イエス・キリストはわざと沈黙することによって、彼女の信仰を試していらっしゃるのです。またわざと異邦人にとっては躓きとなるようなことをおっしゃっては、彼女の心のうちにある確かな願いを引き出そうとしていらっしゃるのです。もちろん、すべてをご存知であるイエス・キリストにとっては、この女の心のうちにあることもすべて知られていたことでしょう。こんなややこしい押し問答を繰り返さなくても、この女がもっている信仰はイエス・キリストの目には明らかです、。しかし、この女にとっては、求めつづけることによって、いっそう自分の願いを明確にしていくことができたのです。
このカナン人の女性はイエスの言葉をたくみに捉えて、自分自身の状況と願いとを的確に述べます。
「主よ、ごもっともです。しかし、小犬も主人の食卓から落ちるパン屑はいただくのです。」
この女は自分が神の憐みに価しないことを率直に認めつつ、しかし、神の恵みのおこぼれでも欲しいと願っているのです。イエス・キリストをおいて他にはどこにも救い主がいないことを悟っていたからです。
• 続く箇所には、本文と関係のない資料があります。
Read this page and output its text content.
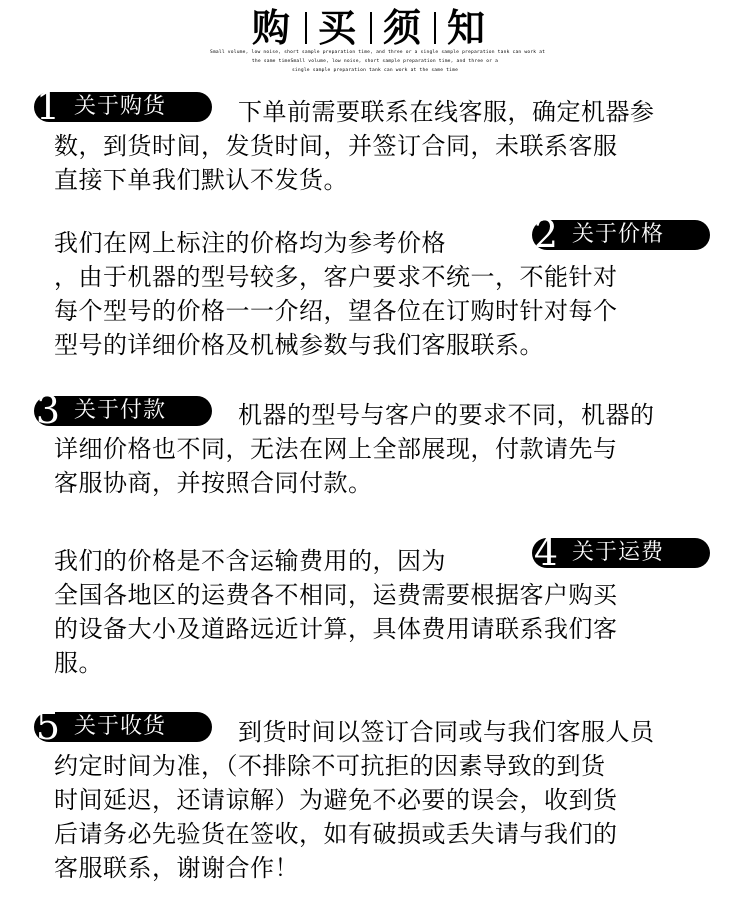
购 买 须 知
Small volume, low noise, short sample preparation time, and three or a single sample preparation tank can work at
the same timeSmall volume, low noise, short sample preparation time, and three or a
single sample preparation tank can work at the same time
1 关于购货	下单前需要联系在线客服，确定机器参
数，到货时间，发货时间，并签订合同，未联系客服
直接下单我们默认不发货。
2 关于价格
我们在网上标注的价格均为参考价格
，由于机器的型号较多，客户要求不统一，不能针对
每个型号的价格一一介绍，望各位在订购时针对每个
型号的详细价格及机械参数与我们客服联系。
3 关于付款	机器的型号与客户的要求不同，机器的
详细价格也不同，无法在网上全部展现，付款请先与
客服协商，并按照合同付款。
4 关于运费
我们的价格是不含运输费用的，因为
全国各地区的运费各不相同，运费需要根据客户购买
的设备大小及道路远近计算，具体费用请联系我们客
服。
5 关于收货	到货时间以签订合同或与我们客服人员
约定时间为准，（不排除不可抗拒的因素导致的到货
时间延迟，还请谅解）为避免不必要的误会，收到货
后请务必先验货在签收，如有破损或丢失请与我们的
客服联系，谢谢合作！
イエス・キリストがおっしゃる立派な信仰とは正にこの点にあるのです。自分の側にどれほど資格がないとしても、いえ、そもそも救いにふさわしい資格などどの人間にもないのですから、ただ神の憐みと恵みにすがるより他はないのです。そのことを率直に認める信仰こそがイエスによって賞賛された信仰なのです。